Спустя пару часов выжимаю до пола педаль газа, лета по пустой трассе. В салоне долбит Скриптонит, ору, как ненормальная, выкручивая баранку. Ей-Богу, зря вот папа отказался финансировать мое обучение на права. Я ж прирожденный водитель. От Бога прям. Автомобиль почти над землей летит, никаких выемок да колдобин на скорости под двести не чувствуется. И чего папка мой верещал так каждый раз, когда мы с ним выезжали учиться? Нормально же все.
— Не забирай меня с пати, не забирай меня спать, нет, не запирай меня в хате. Все кричат: МЫ ЗАЕ… да и, как на вокзале, грязь… да, мы как-то раз зареклись, что я хочу все послать, Не забирай меня спать.
Яху-у, никаких ограниченный, только полная свобода. Поворачиваю голову к Яну, улыбаясь широко, дабы радостью с ним поделится, а на меня зеленое чудище большими глазами смотрит, в ужасе в ремень безопасности вцепившись. Нервный какой, вы поглядите. Уже не такой крутой и смелый.
— У-у-убери ногу с газа! — истошно орет так, словно у него жизнь перед глазами проносится. Хочу ответить, как он возопил так, что сама чуть не оглохла:
— Камаз!!!
Выкручиваю руль, обгоняя махину. Кажется, ошарашенный водила проводил нас взглядом. Но на такой скорости, я уже ни в чем не уверена. Не могу остановиться, в крови играет музыка, в голове пустота. Только вперед, только дорога впереди!
— О Господи, меня тошнит. Коала, если останемся живы, вручу тебе грамоту. Господи, где я так согрешил?! Остановись, я знаю, ты не хочешь нас убивать, — умоляюще стонет, вжимаясь в кресло пассажира, краем глаза замечая, как я скорости переключаю.
— Не ссы, демон, — радостно кричу, хохоча, — Усе норм, в крайнем случае, нас размажет, так ты ж ничего не почувствуешь!
Паркуюсь с разворота прямо у бензоколонки Роснефть под вытянувшиеся лица дремлющих работников. Один едва кепку форменную не уронил, другой что-то крикнув, бросился в помещение здания с небольшим магазинчиком, странно прикрывая штаны своего комбинезона сзади. Минута на то, чтобы выдохнуть, прокручивая в голове пережитые ощущения. Скриптонит продолжает орать, а вот демон вываливается наружу, стоит только очнуться, поняв, что мы тормознулись.

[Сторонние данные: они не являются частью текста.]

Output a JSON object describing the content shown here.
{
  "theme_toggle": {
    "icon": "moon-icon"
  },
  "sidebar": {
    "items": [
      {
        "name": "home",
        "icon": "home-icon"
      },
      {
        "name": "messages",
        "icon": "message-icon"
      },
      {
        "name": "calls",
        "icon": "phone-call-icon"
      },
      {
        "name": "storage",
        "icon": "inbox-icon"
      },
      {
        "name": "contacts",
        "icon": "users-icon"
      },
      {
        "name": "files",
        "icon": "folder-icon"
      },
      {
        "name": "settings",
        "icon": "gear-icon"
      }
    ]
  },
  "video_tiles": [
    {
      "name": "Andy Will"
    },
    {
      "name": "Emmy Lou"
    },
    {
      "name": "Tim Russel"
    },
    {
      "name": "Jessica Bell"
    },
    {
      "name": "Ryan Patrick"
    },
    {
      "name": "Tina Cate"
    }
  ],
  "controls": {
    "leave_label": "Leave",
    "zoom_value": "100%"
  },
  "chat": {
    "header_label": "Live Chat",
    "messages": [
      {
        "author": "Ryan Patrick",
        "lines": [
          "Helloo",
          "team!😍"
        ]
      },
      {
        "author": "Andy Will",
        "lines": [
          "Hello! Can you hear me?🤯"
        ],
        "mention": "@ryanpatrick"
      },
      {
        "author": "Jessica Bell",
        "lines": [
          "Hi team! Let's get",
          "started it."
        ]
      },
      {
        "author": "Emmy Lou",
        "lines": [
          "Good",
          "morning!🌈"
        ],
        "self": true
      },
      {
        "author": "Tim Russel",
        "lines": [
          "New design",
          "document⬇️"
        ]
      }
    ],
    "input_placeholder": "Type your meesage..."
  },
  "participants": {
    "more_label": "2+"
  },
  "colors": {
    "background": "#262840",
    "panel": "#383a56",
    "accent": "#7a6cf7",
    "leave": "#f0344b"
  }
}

— Эй, правда, круто? — радостно интересуюсь у него, делая музыку тише, поворачивая голову. — Рогатый, алё, ты жив?
— Земля-а-а-а-а, — падает на колени этот идиот, воздевая руки к небесам. — Спасибо Господи!
Пфф, нет, ну что за дурак?
Акт 9 — О бэд боях, мамах и морковных маффинах
Ходить
с Марией Игнатовной в магазин, будто стать героиней книг Софи Кинселы «Шопоголик». Мама моя, а именно она у нас Мария Игнатовна, женщина обожающая тратить. Туфли, платья, шарфики, очки, сумочки — все, что пылится по шкафам или раздается бедным родственникам. Чаще всего, оседает у меня сто двадцатой кофточкой, которую ни в жизнь не надену.— Дочь моя, — отрываю взор от смартфона, разглядывая маму в летнем сарафане. На дворе минуса, близится ноябрь, а она на себя шифоновое недоразумение натянула, перед зеркалом крутясь.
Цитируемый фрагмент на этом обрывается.